Course:CPSC522/Linking Sentences in Asynchronous Conversations
Author: Jordon Johnson
Linking Sentences in Asynchronous Conversations
In asynchronous conversations, linking sentences is the process of determining, given a sentence, the earlier sentence(s) in the conversation to which it refers. Of interest to researchers is finding either a single metric or a set of features that can be used to predict which sentences in a given conversation are linked.
Principal Author: Jordon Johnson
Abstract
This page gives a brief introduction to asynchronous conversations; in addition, the concept of linking sentences is introduced, and some potential uses of linking sentences are discussed. A brief introduction to similarity measures of vector representations of text is also given. The hypothesis considered is that the cosine similarity performs better than random label assignment in classifying linked sentences, same-topic sentences, and random pairings of sentences. It is found that the cosine similarity does outperform random assignment in distinguishing between linked and random sentence pairs, as well as between same-topic and random sentence pairs; but it performs comparably to random assignment when distinguishing between linked and same-topic sentence pairs.
Builds on
Linking sentences is a task in the field of Natural Language Processing (NLP), which field often makes use of Machine Learning techniques. This page makes use of similarity measures such as cosine similarity and the vector representations of words known as word embeddings; and it makes references to subfields of NLP such as sentiment analysis. In addition, the page makes use of the Receiver Operating Characteristic (ROC) curve in the evaluation of the hypothesis.
Content
Asynchronous Conversations
If you frequent websites such as Reddit or Slashdot, you probably already have a fairly good idea what an asynchronous conversation is, even if you're unfamiliar with the term. In synchronous conversations, such as one would have face-to-face or in meetings, speakers take turns; and the conversation follows a single thread that may jump between topics but remains unbroken in time. Asynchronous conversations, however, can fracture into tree structures, each branch of which is its own conversation; a participant (or poster) can reply to any existing post (article or comment) at any time. Thus the structure of asynchronous conversations is determined by reply-to relations, and any temporal ordering of posts is constrained to fit that structure. A simple example is given in Figure 1. Because of the structural differences between synchronous and asynchronous conversations, techniques used to analyse synchronous conversations aren't always as effective when applied to asynchronous conversations.
Due to their continuing proliferation online, the exploration and analysis of asynchronous conversations are of significant interest to researchers.

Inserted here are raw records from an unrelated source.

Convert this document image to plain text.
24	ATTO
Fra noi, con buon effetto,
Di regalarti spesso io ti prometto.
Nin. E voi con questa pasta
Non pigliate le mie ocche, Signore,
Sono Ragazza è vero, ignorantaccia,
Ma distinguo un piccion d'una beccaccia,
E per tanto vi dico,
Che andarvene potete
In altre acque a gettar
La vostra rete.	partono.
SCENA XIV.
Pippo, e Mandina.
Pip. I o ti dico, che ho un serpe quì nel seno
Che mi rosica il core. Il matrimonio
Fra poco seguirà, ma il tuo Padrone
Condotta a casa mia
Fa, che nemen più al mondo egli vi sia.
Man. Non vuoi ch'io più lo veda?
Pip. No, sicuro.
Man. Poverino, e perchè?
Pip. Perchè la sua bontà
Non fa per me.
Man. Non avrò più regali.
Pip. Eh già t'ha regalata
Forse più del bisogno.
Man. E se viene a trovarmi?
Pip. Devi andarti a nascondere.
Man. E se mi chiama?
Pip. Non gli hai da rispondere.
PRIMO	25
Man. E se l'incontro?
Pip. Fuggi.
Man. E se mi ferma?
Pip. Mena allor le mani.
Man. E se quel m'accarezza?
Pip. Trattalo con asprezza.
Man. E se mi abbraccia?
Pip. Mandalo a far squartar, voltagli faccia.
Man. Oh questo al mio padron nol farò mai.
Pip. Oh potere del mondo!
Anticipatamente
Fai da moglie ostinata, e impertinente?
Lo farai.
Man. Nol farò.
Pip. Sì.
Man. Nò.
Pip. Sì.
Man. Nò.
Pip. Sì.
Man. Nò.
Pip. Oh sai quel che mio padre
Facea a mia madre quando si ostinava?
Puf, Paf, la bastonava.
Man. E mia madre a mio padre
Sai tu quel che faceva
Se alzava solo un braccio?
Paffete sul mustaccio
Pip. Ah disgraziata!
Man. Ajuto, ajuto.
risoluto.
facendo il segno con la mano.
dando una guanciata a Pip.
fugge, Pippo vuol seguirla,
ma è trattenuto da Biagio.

The NLP group at UBC has made a number of contributions to this field; one example is ConVis, a visualization system to facilitate the exploration of topics, sentiment, and poster activity in asynchronous conversations.
Linked Sentences
Consider some sentence in a comment (let's call it com_sen) in an asynchronous conversation. This comment is either a reply to the root post of the conversation (such as an article), or it is in reply to another ancestor comment in its branch of the conversation tree structure. Suppose there is a particular sentence in one of these ancestors (let's call the sentence art_sen) to which com_sen specifically refers. We could then say that art_sen and com_sen are linked[1].
Figure 2a takes the simple asynchronous conversation from Figure 1 and shows the links between its sentences. Four aspects of these links are of particular interest:
- The links are directional; com_sen always links to art_sen, because a sentence cannot refer to something that hasn't been written yet.
- Links should be from descendent posts to ancestor posts. Due to human error, there may be exceptions (such as links between sentences in sibling posts).
- A given com_sen may link to multiple sentences in different ancestor posts, though we can require that at most one sentence per post may be linked to that com_sen.
- Asynchronous conversations can cover multiple topics; so one would expect that, if two sentences are linked, they are likely about the same topic.
Once a link between two sentences is found, additional analysis can be performed on the linked sentences[1]. For example, the sentiment of art_sen could be determined and applied to the link; in other words, we could determine how the poster feels about art_sen. Figure 2b shows an alternate representation of links with such additional information.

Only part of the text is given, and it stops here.